Chase Utley, Phillies: The perennial All-Star second baseman's 2011 and '12 campaigns were shortened and essentially ruined by knee problems, and many were questioning if he'd ever be the same. Utley has answered a lot of those questions in a bounceback season during which he has gotten his OPS back up to .848 and hit 15 homers.
Francisco Liriano, Pirates: Liriano was a combined 6-12 with a 5.34 ERA last year while pitching for the Twins and White Sox. His problem was command -- he walked 87 batters in 156 2/3 innings. This year, Liriano has been one of the big revelations on the incredible Pittsburgh team. He's 13-5 with a 2.68 ERA and has 113 strikeouts and 45 walks in 114 innings.

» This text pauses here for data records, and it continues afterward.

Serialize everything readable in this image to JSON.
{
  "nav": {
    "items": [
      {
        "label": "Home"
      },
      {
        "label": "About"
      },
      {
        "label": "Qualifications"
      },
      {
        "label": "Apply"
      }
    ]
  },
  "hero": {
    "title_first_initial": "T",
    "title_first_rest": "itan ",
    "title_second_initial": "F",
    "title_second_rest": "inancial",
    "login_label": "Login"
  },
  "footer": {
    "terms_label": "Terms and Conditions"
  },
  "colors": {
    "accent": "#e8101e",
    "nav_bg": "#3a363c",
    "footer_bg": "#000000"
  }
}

Marlon Byrd, Mets: Byrd got a total of 143 big league at-bats with the Cubs and Red Sox in 2012 and didn't do a whole lot with them, batting .210 with one homer and nine RBIs. This year, at the age of 35, Byrd has resurfaced in New York and made the most of his opportunity, batting. 282 with 18 homers and 63 RBIs.
Troy Tulowitzki, Rockies: It's tough to consider Tulowitzki a comeback candidate when he's a perennial MVP candidate, but he fits the bill. Tulowitzki had only 181 at-bats last year, hitting eight homers while driving in 27 runs before groin problems prematurely ended his season. He had a lengthy stay on the disabled list this year, but he's nevertheless hitting .305 with 20 homers and 65 RBIs.

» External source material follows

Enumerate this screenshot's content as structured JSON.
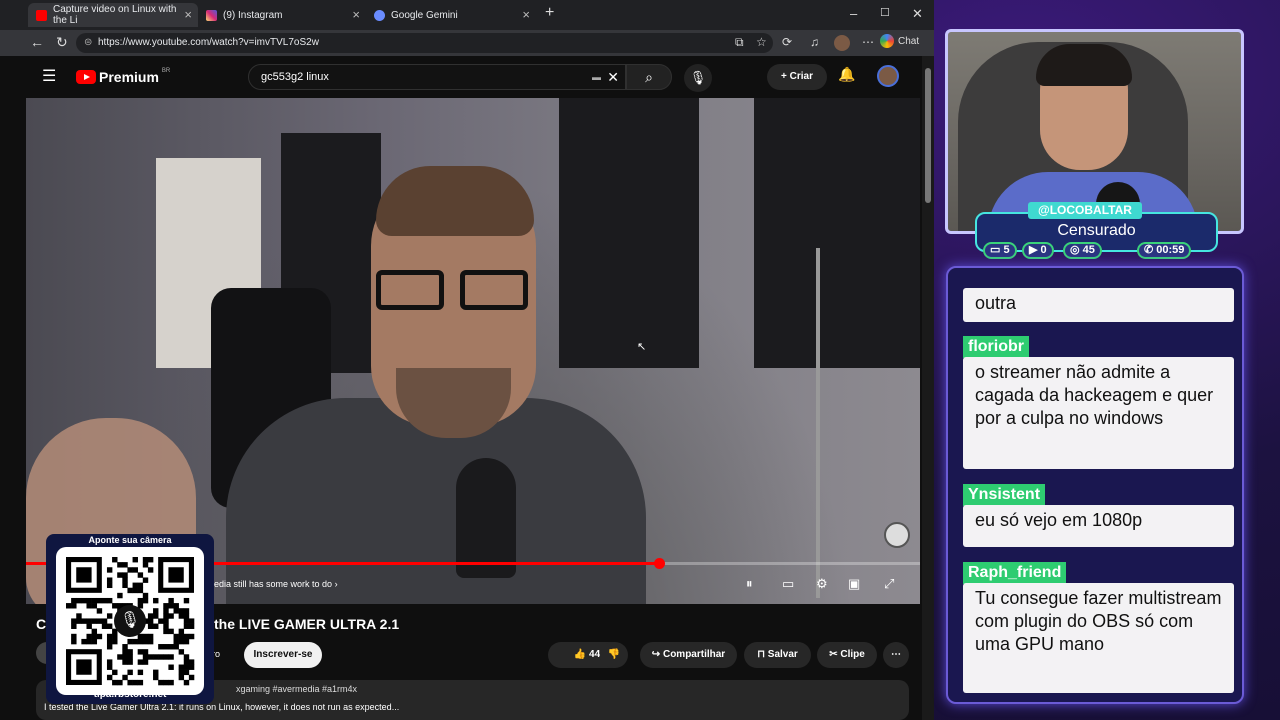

Jayson Werth, Nationals: He hit only five homers and drove in 31 runs last year while garnering only 300 at-bats because of injury, but Werth's power is back. Through Wednesday, he had a .930 OPS, 17 homers and 49 RBIs in 310 at-bats.
Also: Logan Morrison, Marlins; Manny Parra, Reds; Carl Crawford, Dodgers, Kevin Gregg, Cubs.